The house is finally beginning to feel like his. The yard will be bigger, for Abby and Blaze. The garage will have shelving and safes for his hunting gear. The favorite recliner bought at Cabela’s will be reordered. But this time, not in camouflage. Bradford’s 23-year-old daughter, who lives in Sacramento, recommended a chocolate brown instead.
“It’ll match the leather couch now,” Bradford said. “Vicki used to laugh at it. She called it ‘the beast.’ There’s a lot of sadness and joy there.”
Bradford’s home is going up so quickly that not even the city can keep up. Right now there’s no running water. The Fire Department has to expand the neighborhood’s water mains to accommodate new fire sprinkler systems required in every home.
So far Santa Rosa has issued five building permits for Coffey Park. Another three have been approved for Hidden Valley and Fountaingrove, which were also devastated in the fire. Rebuilding has been a slow process, and many Coffey Park homes remain to be cleared. They look much like they did in October, littered with debris or flooded like in-ground swimming pools after winter rains.

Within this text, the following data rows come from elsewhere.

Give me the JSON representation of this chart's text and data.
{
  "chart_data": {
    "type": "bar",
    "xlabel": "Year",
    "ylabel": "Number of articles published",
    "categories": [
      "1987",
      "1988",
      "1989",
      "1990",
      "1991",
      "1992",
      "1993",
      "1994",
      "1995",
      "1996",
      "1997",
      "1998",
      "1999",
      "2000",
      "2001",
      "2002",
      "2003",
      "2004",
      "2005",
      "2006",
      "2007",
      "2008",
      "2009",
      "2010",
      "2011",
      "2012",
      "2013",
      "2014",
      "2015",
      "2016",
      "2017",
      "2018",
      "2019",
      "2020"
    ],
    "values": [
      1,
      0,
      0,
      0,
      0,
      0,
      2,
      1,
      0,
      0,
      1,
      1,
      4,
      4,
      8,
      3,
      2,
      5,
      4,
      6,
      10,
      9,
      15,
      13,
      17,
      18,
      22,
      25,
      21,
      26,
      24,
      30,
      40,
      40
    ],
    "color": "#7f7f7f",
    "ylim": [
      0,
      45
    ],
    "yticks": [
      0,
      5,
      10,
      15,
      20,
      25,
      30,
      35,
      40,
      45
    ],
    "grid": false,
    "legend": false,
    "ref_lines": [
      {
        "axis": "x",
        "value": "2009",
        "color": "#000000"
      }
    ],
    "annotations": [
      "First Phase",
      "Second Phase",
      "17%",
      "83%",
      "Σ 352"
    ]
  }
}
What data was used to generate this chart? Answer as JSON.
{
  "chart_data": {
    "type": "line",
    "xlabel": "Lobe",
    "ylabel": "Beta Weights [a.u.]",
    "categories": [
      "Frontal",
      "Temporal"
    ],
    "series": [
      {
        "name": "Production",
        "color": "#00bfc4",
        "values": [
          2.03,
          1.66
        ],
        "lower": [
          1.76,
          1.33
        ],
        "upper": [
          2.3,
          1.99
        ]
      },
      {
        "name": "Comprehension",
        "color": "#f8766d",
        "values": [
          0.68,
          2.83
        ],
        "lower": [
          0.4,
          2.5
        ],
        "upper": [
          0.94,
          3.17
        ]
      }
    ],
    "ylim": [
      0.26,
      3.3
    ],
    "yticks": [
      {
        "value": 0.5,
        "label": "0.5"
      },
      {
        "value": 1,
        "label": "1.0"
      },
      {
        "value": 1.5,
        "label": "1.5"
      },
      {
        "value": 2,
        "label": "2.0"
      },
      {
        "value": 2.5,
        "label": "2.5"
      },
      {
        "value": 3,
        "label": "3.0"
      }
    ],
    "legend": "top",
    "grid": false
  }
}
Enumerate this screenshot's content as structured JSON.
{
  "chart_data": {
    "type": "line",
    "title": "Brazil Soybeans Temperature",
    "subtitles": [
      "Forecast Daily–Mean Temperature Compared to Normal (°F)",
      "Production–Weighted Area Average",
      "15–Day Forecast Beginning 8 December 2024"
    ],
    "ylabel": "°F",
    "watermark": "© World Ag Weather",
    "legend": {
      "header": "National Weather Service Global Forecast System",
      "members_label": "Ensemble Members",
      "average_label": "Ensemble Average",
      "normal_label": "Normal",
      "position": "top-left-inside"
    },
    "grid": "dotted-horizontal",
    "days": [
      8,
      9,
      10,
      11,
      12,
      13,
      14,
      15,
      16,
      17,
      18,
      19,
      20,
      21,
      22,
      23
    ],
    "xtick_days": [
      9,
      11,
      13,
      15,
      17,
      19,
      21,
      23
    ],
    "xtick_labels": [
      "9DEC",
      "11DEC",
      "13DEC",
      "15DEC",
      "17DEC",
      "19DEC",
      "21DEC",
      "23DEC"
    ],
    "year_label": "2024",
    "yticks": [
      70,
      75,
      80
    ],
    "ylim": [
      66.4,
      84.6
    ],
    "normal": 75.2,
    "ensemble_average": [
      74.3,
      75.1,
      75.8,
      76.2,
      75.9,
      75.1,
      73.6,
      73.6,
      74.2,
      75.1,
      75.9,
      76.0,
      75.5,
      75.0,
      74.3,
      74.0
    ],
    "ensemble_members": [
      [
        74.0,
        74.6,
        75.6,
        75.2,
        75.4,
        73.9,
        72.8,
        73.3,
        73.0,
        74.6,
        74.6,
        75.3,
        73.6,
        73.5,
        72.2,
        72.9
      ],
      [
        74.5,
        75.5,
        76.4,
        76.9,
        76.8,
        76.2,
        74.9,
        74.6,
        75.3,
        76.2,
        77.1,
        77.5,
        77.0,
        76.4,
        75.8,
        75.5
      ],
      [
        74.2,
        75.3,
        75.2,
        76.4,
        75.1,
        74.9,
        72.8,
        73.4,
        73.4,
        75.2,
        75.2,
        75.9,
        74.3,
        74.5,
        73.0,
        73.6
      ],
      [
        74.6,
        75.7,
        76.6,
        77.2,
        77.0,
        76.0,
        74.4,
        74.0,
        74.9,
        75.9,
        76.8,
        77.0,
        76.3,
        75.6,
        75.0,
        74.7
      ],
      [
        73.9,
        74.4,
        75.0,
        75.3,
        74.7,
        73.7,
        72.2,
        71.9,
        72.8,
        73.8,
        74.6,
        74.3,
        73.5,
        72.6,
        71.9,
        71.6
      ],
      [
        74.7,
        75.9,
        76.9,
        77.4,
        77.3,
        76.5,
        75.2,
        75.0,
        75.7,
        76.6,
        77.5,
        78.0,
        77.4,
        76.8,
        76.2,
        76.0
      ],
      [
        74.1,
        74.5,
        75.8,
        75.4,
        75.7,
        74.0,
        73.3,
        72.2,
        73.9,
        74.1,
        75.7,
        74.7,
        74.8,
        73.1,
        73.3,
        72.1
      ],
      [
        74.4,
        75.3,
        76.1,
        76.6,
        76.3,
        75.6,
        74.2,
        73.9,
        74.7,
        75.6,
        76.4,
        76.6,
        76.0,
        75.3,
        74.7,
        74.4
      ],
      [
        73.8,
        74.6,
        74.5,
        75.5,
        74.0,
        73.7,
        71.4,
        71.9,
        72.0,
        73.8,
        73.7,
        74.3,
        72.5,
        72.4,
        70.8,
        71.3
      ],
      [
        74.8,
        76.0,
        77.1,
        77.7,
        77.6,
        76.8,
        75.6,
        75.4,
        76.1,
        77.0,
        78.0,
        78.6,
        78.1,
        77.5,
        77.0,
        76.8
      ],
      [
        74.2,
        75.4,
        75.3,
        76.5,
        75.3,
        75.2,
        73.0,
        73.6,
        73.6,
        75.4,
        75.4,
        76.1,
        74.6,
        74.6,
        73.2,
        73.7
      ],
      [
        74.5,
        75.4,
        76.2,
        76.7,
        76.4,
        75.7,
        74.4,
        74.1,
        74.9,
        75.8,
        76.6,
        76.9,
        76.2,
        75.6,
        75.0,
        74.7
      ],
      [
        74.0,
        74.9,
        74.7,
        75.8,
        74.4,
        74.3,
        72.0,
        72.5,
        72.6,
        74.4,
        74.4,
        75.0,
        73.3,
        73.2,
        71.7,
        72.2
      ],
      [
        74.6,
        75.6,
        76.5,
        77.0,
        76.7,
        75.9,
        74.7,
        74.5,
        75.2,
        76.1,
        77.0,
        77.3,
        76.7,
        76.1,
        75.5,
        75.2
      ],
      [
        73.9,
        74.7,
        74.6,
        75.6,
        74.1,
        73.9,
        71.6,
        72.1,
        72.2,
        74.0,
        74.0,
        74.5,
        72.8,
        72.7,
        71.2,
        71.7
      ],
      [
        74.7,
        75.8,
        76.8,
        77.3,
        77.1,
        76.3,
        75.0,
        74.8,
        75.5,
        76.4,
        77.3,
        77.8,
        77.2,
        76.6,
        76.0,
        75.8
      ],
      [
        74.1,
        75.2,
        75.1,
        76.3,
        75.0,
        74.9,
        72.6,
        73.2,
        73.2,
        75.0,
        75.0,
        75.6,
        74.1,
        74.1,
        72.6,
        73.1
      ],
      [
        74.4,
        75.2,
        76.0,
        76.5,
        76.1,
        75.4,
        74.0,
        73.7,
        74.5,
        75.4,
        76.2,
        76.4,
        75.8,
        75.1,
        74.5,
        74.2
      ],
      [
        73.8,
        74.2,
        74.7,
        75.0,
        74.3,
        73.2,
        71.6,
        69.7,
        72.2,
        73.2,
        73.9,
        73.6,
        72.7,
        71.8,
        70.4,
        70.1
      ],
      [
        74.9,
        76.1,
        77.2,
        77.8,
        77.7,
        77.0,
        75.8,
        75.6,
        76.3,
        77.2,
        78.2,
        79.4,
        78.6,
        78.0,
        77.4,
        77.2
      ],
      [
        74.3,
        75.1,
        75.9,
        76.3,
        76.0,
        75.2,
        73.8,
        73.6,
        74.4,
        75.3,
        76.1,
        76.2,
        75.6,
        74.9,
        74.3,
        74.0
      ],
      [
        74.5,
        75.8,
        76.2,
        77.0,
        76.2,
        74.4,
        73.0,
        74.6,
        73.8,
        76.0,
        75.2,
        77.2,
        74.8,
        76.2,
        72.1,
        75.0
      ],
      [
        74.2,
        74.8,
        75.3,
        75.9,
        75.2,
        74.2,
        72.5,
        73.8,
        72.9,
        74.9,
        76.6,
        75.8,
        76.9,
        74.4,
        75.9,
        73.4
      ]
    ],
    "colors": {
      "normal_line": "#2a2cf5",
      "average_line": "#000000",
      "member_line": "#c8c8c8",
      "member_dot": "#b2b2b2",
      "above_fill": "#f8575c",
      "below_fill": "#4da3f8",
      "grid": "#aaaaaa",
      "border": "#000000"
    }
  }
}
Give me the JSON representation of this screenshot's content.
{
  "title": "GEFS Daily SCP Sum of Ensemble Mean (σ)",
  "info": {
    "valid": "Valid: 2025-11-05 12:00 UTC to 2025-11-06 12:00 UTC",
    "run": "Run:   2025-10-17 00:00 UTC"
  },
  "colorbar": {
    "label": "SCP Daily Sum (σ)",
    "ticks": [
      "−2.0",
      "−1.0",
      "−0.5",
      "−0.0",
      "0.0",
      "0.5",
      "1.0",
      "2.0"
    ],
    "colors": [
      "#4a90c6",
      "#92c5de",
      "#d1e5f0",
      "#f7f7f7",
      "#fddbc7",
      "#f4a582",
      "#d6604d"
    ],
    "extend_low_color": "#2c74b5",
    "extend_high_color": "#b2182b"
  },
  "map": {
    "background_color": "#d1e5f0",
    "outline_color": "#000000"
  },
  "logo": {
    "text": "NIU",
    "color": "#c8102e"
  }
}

Bradford doesn’t know which of his neighbors are coming back. For now the neighborhood feels like the country, quiet and dark.
The electricity was just installed, and Bradford is hoping to move in in May. Soon he’ll start planning a housewarming party for the people who used to live on Kerry Lane, and may again. He wants to show them there’s hope, that they can rebuild on a timeline.
He’ll get to that after he finishes reading every book he can find about Mount Everest. He wants to trek to its base camp sometime in 2019.
“The original plan is in May of next year for the hike,” he said. “If everything goes right with the house, that is doable. I think my experience with the fire and my wife passing have taught me to just live life. There’s so much out there.
“Oh, wow,” he said, pausing. “Here comes another carful of people coming to look at the house.”